R is characteristic of the field and can vary a lot depending on whether the field targets highly likely relationships or searches for only one or a few true relationships among thousands and millions of hypotheses that may be postulated.”

To me what this says is that the more carefully we in any given field define what is probable prior to torturing the data, the more chance we have of being correct. Following through on his computation he derives this:

“Since usually the vast majority of investigators depend on α = 0.05, this means that a research finding is more likely true than false if (1 − β)R > 0.05.”

So, given the conventional β of 0.8, the R has to be 0.25 or greater to meet this threshold. That is 1 of 4 every 4 hypothesized associations in a given field must be correct. This does not seem like and unreasonable proportion if we are invoking a priori probabilities instead of plunging into analyses head first. In the field of genomics, as I understand it, the shotgun approach to finding associations certainly would alter this relationship in favor of a very high denominator, thus making the probability of a real association much lower.

Do I disagree with his assertions about multiple comparisons, biases, fabrication, etc.? Of course not – these are well known and difficult to quantify or remedy. Should we work to get rid of them with more transparency? Absolutely! But does his paper really mean that all of what we think we know is garbage, based on his mathematical model? I do not think so.
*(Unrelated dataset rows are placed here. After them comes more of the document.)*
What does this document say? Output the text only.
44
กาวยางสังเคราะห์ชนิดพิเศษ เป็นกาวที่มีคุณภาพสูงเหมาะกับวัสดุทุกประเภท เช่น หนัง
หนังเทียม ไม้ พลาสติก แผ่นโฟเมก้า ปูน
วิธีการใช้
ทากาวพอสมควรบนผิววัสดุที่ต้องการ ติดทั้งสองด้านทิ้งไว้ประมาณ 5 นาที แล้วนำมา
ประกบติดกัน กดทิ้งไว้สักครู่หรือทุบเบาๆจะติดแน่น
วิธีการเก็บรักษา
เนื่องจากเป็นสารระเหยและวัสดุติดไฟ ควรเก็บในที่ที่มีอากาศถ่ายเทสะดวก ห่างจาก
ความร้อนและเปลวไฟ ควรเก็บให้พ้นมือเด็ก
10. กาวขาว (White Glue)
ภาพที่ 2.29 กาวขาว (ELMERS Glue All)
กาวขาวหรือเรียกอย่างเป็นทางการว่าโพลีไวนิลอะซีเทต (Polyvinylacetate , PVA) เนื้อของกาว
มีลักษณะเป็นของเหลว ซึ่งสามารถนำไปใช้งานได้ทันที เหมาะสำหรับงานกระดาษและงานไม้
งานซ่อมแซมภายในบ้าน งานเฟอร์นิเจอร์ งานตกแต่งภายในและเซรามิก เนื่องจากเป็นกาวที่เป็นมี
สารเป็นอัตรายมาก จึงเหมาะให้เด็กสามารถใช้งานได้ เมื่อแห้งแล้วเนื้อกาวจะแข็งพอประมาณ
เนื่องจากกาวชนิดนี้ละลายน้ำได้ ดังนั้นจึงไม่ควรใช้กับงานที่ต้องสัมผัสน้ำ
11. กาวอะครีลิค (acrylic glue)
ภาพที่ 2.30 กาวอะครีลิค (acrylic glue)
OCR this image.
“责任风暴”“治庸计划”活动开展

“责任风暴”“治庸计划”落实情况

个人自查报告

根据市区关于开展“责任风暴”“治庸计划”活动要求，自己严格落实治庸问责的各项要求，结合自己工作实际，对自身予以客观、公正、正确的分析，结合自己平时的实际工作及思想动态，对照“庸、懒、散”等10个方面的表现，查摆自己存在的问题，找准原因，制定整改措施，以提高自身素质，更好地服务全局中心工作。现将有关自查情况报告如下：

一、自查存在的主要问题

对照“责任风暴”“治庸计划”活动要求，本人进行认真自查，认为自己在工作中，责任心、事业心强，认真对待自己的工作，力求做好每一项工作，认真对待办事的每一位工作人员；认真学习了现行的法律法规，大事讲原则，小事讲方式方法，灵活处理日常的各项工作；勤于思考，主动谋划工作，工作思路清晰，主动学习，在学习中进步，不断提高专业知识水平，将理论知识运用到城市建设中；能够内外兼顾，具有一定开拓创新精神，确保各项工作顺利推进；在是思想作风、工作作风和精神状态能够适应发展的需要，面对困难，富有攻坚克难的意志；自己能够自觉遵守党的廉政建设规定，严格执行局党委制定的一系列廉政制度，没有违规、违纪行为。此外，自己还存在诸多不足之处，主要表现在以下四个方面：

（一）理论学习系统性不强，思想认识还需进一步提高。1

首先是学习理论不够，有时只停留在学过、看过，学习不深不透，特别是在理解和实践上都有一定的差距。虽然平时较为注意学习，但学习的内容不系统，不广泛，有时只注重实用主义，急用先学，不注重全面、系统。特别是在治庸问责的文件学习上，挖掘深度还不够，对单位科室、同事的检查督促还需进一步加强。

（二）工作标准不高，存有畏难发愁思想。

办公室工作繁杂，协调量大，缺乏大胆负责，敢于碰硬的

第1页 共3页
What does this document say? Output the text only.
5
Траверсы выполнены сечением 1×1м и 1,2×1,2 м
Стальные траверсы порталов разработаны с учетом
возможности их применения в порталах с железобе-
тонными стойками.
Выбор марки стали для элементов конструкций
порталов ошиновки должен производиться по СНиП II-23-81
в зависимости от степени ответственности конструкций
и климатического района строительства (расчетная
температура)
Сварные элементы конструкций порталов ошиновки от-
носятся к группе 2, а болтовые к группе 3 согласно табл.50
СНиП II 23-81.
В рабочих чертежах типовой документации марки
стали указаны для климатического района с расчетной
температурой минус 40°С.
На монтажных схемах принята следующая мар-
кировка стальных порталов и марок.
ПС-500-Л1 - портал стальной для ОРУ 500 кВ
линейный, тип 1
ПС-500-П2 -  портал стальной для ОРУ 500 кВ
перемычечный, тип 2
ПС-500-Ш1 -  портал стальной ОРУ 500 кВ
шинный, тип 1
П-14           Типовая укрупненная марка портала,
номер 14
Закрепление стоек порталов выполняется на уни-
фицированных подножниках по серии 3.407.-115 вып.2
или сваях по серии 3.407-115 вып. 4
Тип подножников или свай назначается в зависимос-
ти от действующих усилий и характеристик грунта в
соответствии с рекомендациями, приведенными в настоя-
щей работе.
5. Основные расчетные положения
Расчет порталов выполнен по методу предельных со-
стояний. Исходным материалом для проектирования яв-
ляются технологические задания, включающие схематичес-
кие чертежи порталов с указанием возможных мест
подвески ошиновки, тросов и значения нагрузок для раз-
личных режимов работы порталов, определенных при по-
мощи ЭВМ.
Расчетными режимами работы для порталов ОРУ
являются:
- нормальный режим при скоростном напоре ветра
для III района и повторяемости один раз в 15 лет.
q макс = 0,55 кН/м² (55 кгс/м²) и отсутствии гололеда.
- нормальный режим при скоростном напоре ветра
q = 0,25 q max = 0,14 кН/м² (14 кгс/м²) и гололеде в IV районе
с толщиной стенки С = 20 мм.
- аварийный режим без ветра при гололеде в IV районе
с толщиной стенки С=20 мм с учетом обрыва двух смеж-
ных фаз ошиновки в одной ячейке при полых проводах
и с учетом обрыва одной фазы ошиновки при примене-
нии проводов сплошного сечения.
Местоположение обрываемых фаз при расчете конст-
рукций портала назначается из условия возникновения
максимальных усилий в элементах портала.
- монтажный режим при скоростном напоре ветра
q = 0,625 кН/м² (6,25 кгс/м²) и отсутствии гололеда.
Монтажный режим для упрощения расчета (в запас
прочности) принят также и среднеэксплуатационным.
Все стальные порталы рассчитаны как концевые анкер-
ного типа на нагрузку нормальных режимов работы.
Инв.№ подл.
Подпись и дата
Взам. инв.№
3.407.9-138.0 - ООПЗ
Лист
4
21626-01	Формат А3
As everyone who reads this blog by now knows, I do not believe that we can ever arrive at the absolute truth. We can only inch as close as our methods and interpretations will allow. That is why I am so enamored of Dave deBronkart’s term “illusion of certainty”. I do, however, think that we need to examine these criticisms reasonably and not throw they baby out with the bath water.

I would be grateful to hear others’ interpretations of the Ioannidis’ paper, as it is quite possible that I have missed or misinterpreted something very important. After all, we are all learning.